"The problem with writing an obituary for Better Place Inc. is that the underlying business model is still very sound, writes IDC analyst Sam Jaffe in a report on the electric car venture following what he calls the ouster of CEO and evangelist-in-chief Shai Agassi.
Jaffe writes, "Better Place planned on launching a network of battery switching stations that would allow subscribers to their system limitless driving range. The idea was that Better Place would bring the wireless communications business model to personal transportation. They opened the first network in Israel and, lo-and-behold, the subscribers didn't show up. Yet."

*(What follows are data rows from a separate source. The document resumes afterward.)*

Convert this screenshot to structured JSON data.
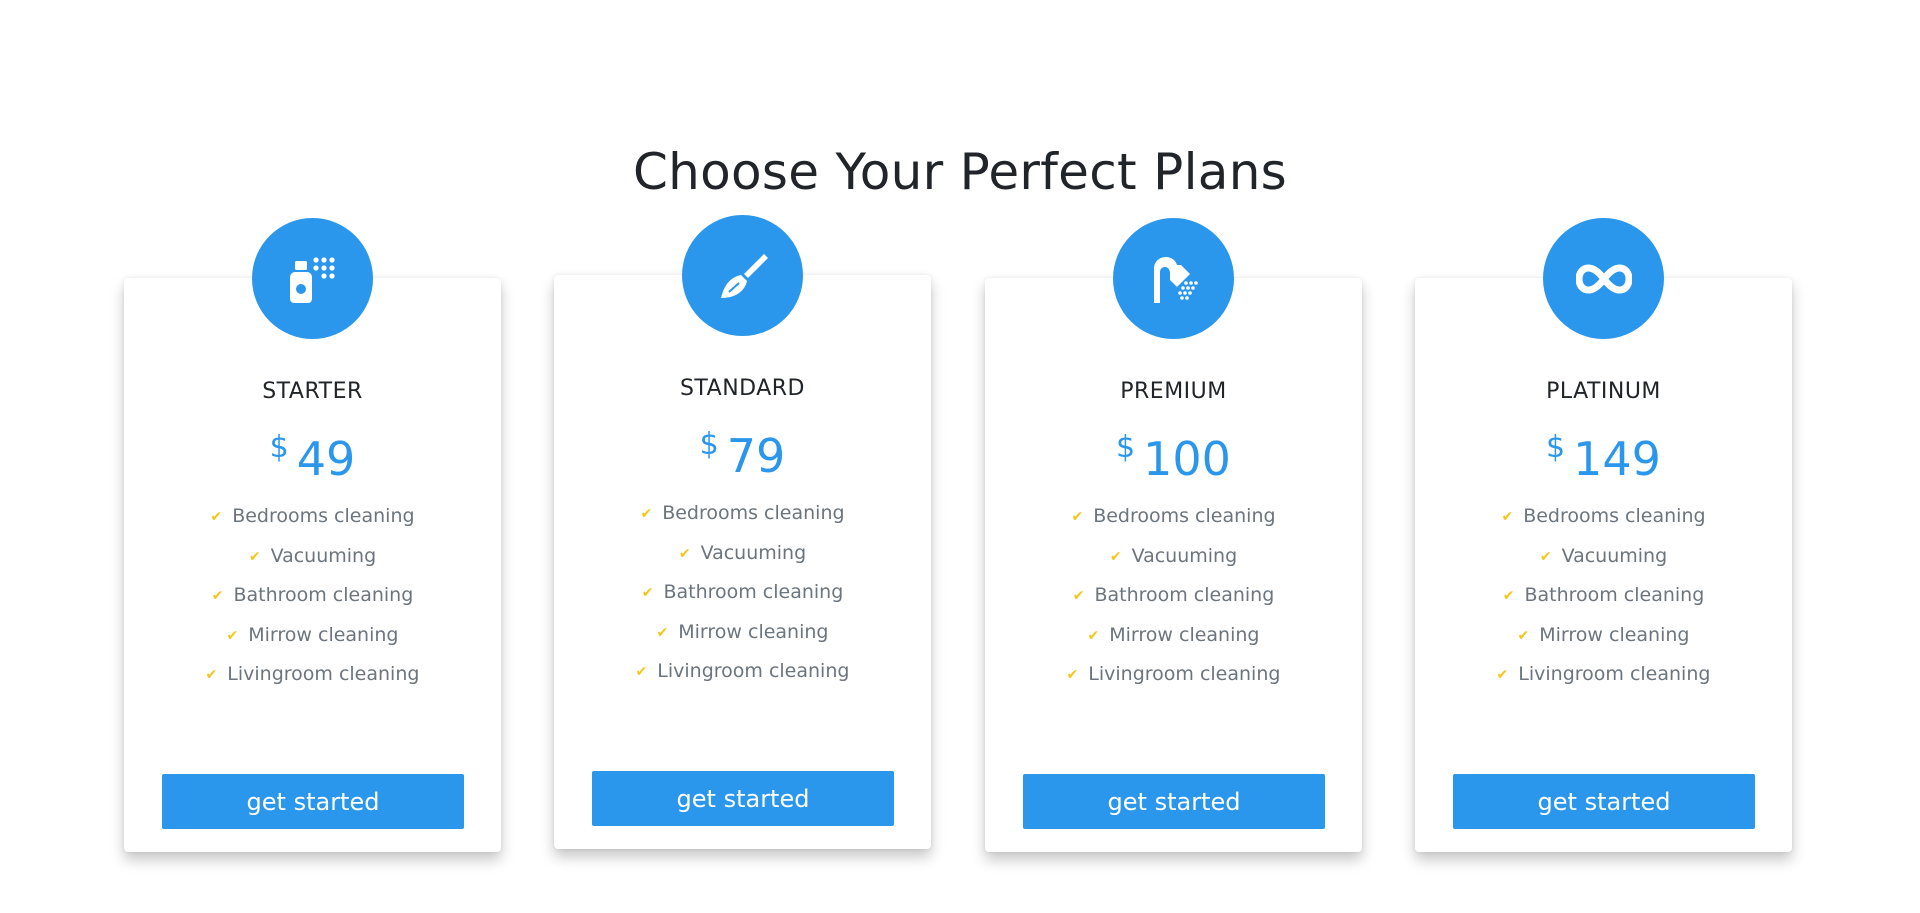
{
  "section": {
    "title": "Choose Your Perfect Plans"
  },
  "colors": {
    "accent": "#2b97ec",
    "check": "#f5c518",
    "title_text": "#212529",
    "feature_text": "#6c757d"
  },
  "plans": [
    {
      "name": "STARTER",
      "currency": "$",
      "price": "49",
      "icon": "spray-bottle-icon",
      "features": [
        "Bedrooms cleaning",
        "Vacuuming",
        "Bathroom cleaning",
        "Mirrow cleaning",
        "Livingroom cleaning"
      ],
      "button_label": "get started"
    },
    {
      "name": "STANDARD",
      "currency": "$",
      "price": "79",
      "icon": "broom-icon",
      "features": [
        "Bedrooms cleaning",
        "Vacuuming",
        "Bathroom cleaning",
        "Mirrow cleaning",
        "Livingroom cleaning"
      ],
      "button_label": "get started"
    },
    {
      "name": "PREMIUM",
      "currency": "$",
      "price": "100",
      "icon": "shower-icon",
      "features": [
        "Bedrooms cleaning",
        "Vacuuming",
        "Bathroom cleaning",
        "Mirrow cleaning",
        "Livingroom cleaning"
      ],
      "button_label": "get started"
    },
    {
      "name": "PLATINUM",
      "currency": "$",
      "price": "149",
      "icon": "infinity-icon",
      "features": [
        "Bedrooms cleaning",
        "Vacuuming",
        "Bathroom cleaning",
        "Mirrow cleaning",
        "Livingroom cleaning"
      ],
      "button_label": "get started"
    }
  ]
}
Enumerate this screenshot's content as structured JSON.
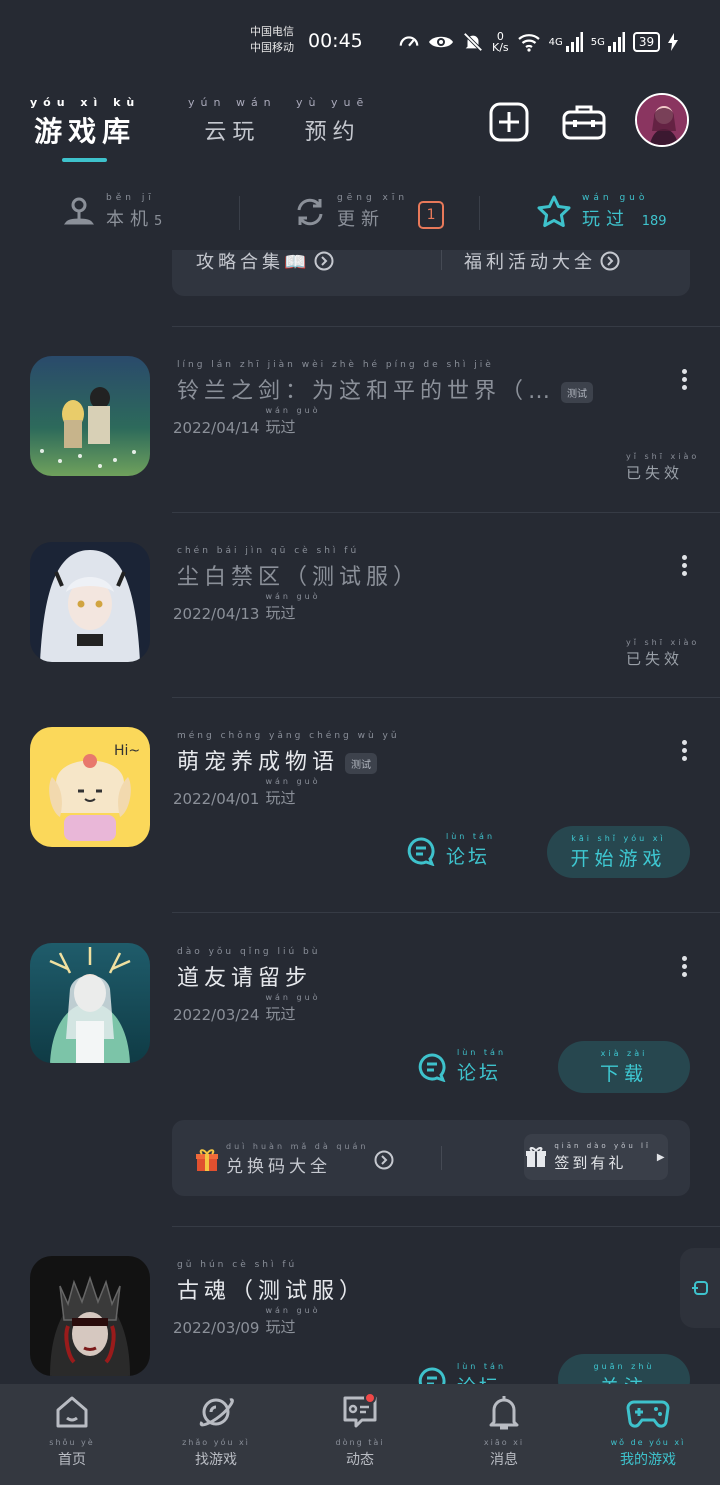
{
  "status_bar": {
    "carrier_1": "中国电信",
    "carrier_2": "中国移动",
    "time": "00:45",
    "speed_value": "0",
    "speed_unit": "K/s",
    "network_1": "4G",
    "network_2": "5G",
    "battery": "39"
  },
  "header": {
    "tabs": [
      {
        "pinyin": "yóu xì kù",
        "label": "游戏库",
        "active": true
      },
      {
        "pinyin": "yún wán",
        "label": "云玩",
        "active": false
      },
      {
        "pinyin": "yù yuē",
        "label": "预约",
        "active": false
      }
    ]
  },
  "subtabs": {
    "local": {
      "pinyin": "běn jī",
      "label": "本机",
      "count": "5"
    },
    "update": {
      "pinyin": "gēng xīn",
      "label": "更新",
      "count": "1"
    },
    "played": {
      "pinyin": "wán guò",
      "label": "玩过",
      "count": "189"
    }
  },
  "top_bar": {
    "left": "攻略合集📖",
    "right": "福利活动大全"
  },
  "games": [
    {
      "title": "铃兰之剑：为这和平的世界（…",
      "title_pinyin": "líng lán zhī jiàn   wèi zhè hé píng de shì jiè",
      "tag": "测试",
      "date": "2022/04/14",
      "played_pinyin": "wán guò",
      "played": "玩过",
      "status_pinyin": "yǐ shī xiào",
      "status": "已失效"
    },
    {
      "title": "尘白禁区（测试服）",
      "title_pinyin": "chén bái jìn qū   cè shì fú",
      "date": "2022/04/13",
      "played_pinyin": "wán guò",
      "played": "玩过",
      "status_pinyin": "yǐ shī xiào",
      "status": "已失效"
    },
    {
      "title": "萌宠养成物语",
      "title_pinyin": "méng chǒng yǎng chéng wù yǔ",
      "tag": "测试",
      "date": "2022/04/01",
      "played_pinyin": "wán guò",
      "played": "玩过",
      "forum_pinyin": "lùn tán",
      "forum": "论坛",
      "action_pinyin": "kāi shǐ yóu xì",
      "action": "开始游戏"
    },
    {
      "title": "道友请留步",
      "title_pinyin": "dào yǒu qǐng liú bù",
      "date": "2022/03/24",
      "played_pinyin": "wán guò",
      "played": "玩过",
      "forum_pinyin": "lùn tán",
      "forum": "论坛",
      "action_pinyin": "xià zài",
      "action": "下载"
    },
    {
      "title": "古魂（测试服）",
      "title_pinyin": "gǔ hún   cè shì fú",
      "date": "2022/03/09",
      "played_pinyin": "wán guò",
      "played": "玩过",
      "forum_pinyin": "lùn tán",
      "forum": "论坛",
      "action_pinyin": "guān zhù",
      "action": "关注"
    }
  ],
  "promo_bar": {
    "left_pinyin": "duì huàn mǎ dà quán",
    "left": "兑换码大全",
    "right_pinyin": "qiān dào yǒu lǐ",
    "right": "签到有礼"
  },
  "bottom_nav": [
    {
      "pinyin": "shǒu yè",
      "label": "首页",
      "icon": "home-icon"
    },
    {
      "pinyin": "zhǎo yóu xì",
      "label": "找游戏",
      "icon": "planet-icon"
    },
    {
      "pinyin": "dòng tài",
      "label": "动态",
      "icon": "feed-icon"
    },
    {
      "pinyin": "xiāo xi",
      "label": "消息",
      "icon": "bell-icon"
    },
    {
      "pinyin": "wǒ de yóu xì",
      "label": "我的游戏",
      "icon": "gamepad-icon",
      "active": true
    }
  ],
  "colors": {
    "accent": "#3ec2cc",
    "background": "#262a33",
    "update_badge": "#e8795a"
  }
}
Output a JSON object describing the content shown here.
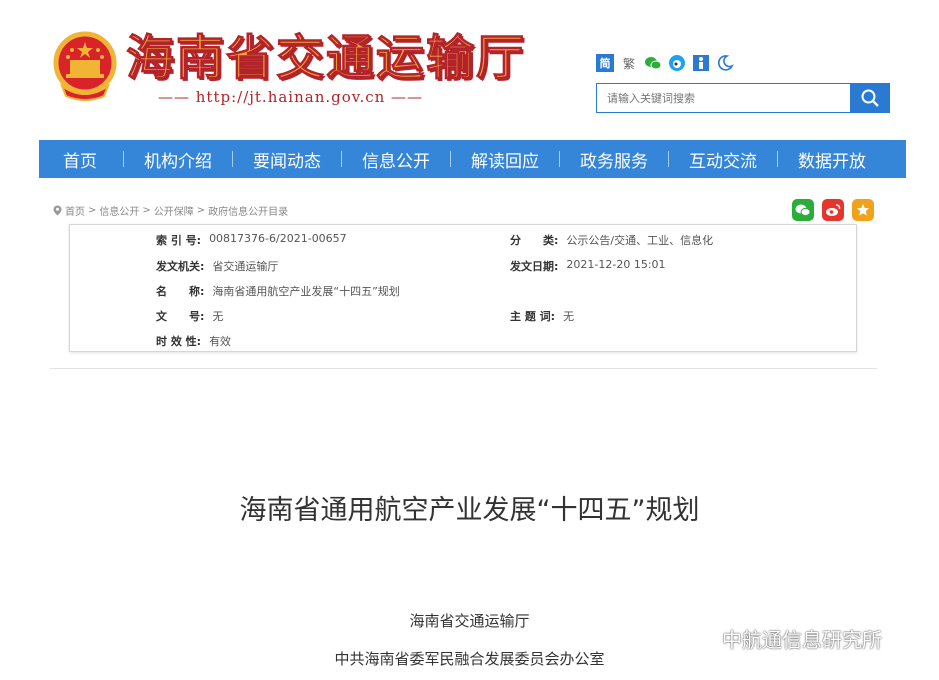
{
  "header": {
    "site_title": "海南省交通运输厅",
    "site_url": "—— http://jt.hainan.gov.cn ——",
    "tools": {
      "simplified": "简",
      "traditional": "繁"
    },
    "search": {
      "placeholder": "请输入关键词搜索"
    }
  },
  "nav": {
    "items": [
      {
        "label": "首页"
      },
      {
        "label": "机构介绍"
      },
      {
        "label": "要闻动态"
      },
      {
        "label": "信息公开"
      },
      {
        "label": "解读回应"
      },
      {
        "label": "政务服务"
      },
      {
        "label": "互动交流"
      },
      {
        "label": "数据开放"
      }
    ]
  },
  "breadcrumb": {
    "items": [
      "首页",
      "信息公开",
      "公开保障",
      "政府信息公开目录"
    ],
    "separator": ">"
  },
  "info": {
    "index_label": "索 引 号:",
    "index_value": "00817376-6/2021-00657",
    "category_label": "分　　类:",
    "category_value": "公示公告/交通、工业、信息化",
    "issuer_label": "发文机关:",
    "issuer_value": "省交通运输厅",
    "date_label": "发文日期:",
    "date_value": "2021-12-20 15:01",
    "name_label": "名　　称:",
    "name_value": "海南省通用航空产业发展“十四五”规划",
    "docno_label": "文　　号:",
    "docno_value": "无",
    "keywords_label": "主 题 词:",
    "keywords_value": "无",
    "validity_label": "时 效 性:",
    "validity_value": "有效"
  },
  "document": {
    "title": "海南省通用航空产业发展“十四五”规划",
    "issuer_1": "海南省交通运输厅",
    "issuer_2": "中共海南省委军民融合发展委员会办公室"
  },
  "watermark": {
    "text": "中航通信息研究所"
  },
  "colors": {
    "nav_bg": "#3585d8",
    "accent": "#2a7ad2",
    "title_red": "#b3232a",
    "title_gold": "#f3a63c"
  }
}
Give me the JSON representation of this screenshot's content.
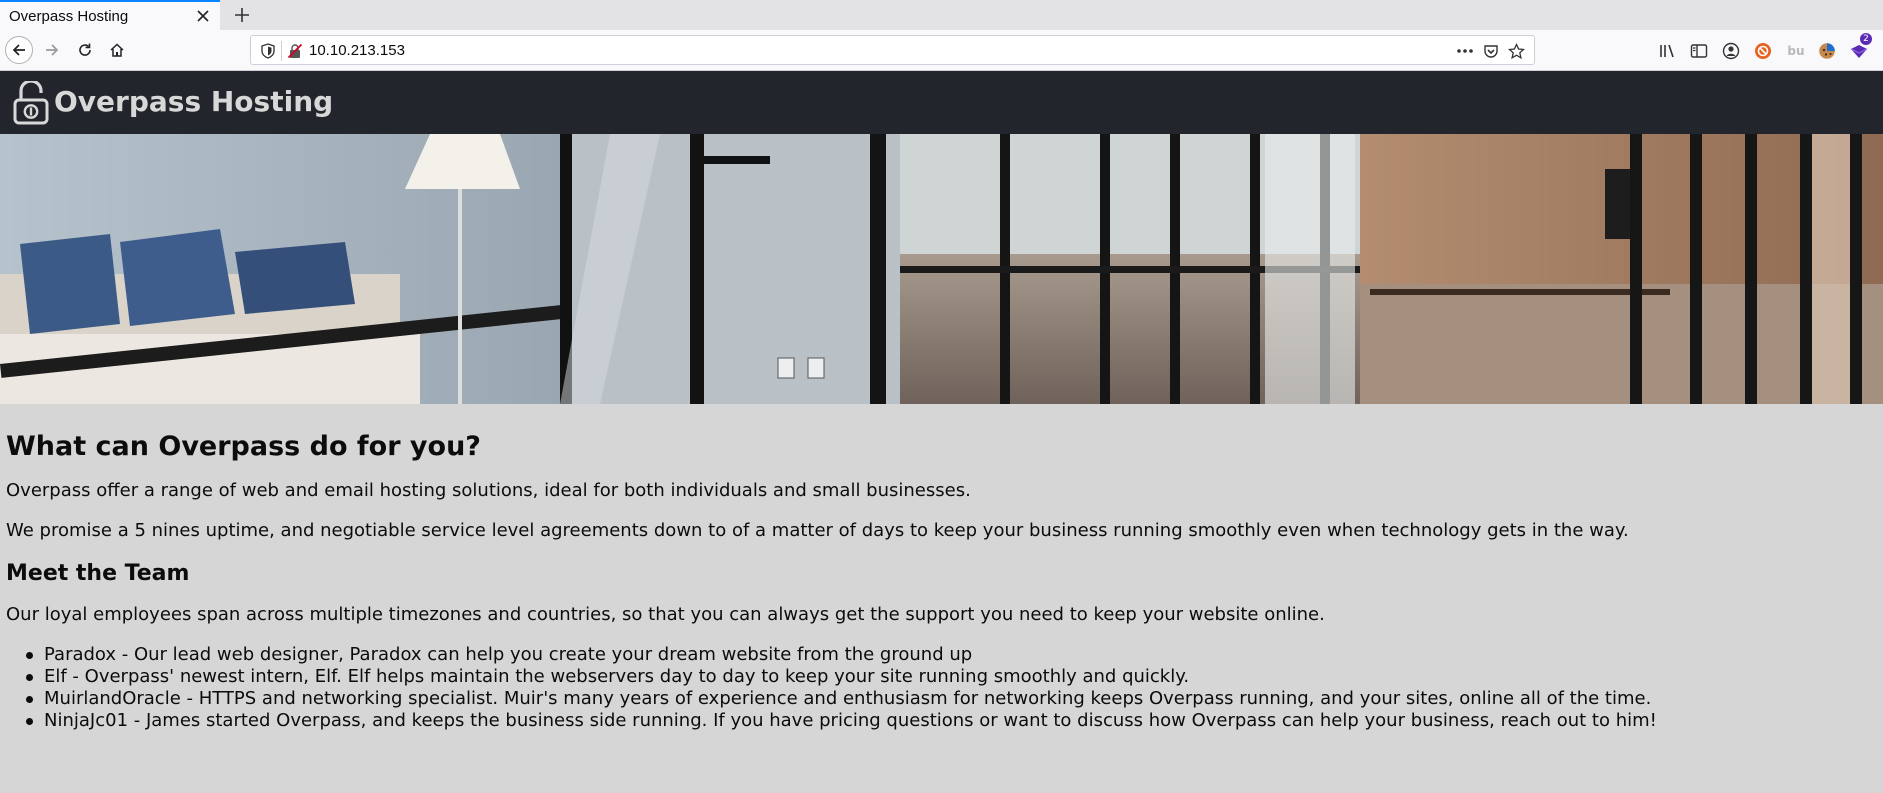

Jaffe adds that Better Place's business model makes sense and makes money. "The problem, unfortunately, has been in the execution of the marketing plan. The Israeli car market is held hostage by a small oligarchy of leasing firms. Better Place chose to thread the needle by having those leasing firms be their distributors while at the same time not sharing enough profits with them. The leasing companies balked at becoming a middle-man, and froze Better Place out of the market.
"The solution to the impasse is for Better Place to either re-mold its Israel operations as a head-on competitor to the leasing companies or to renegotiate its contracts with them. That's a relatively simple fix. It will lead to a much higher market penetration and a flood of sales. It is my opinion that Better Place will eventually succeed in the market and will quickly thereafter be faced with EV network competitors. The company still has quite a bit of cash on hand to restructure its Israel operations and then can worry about international expansion."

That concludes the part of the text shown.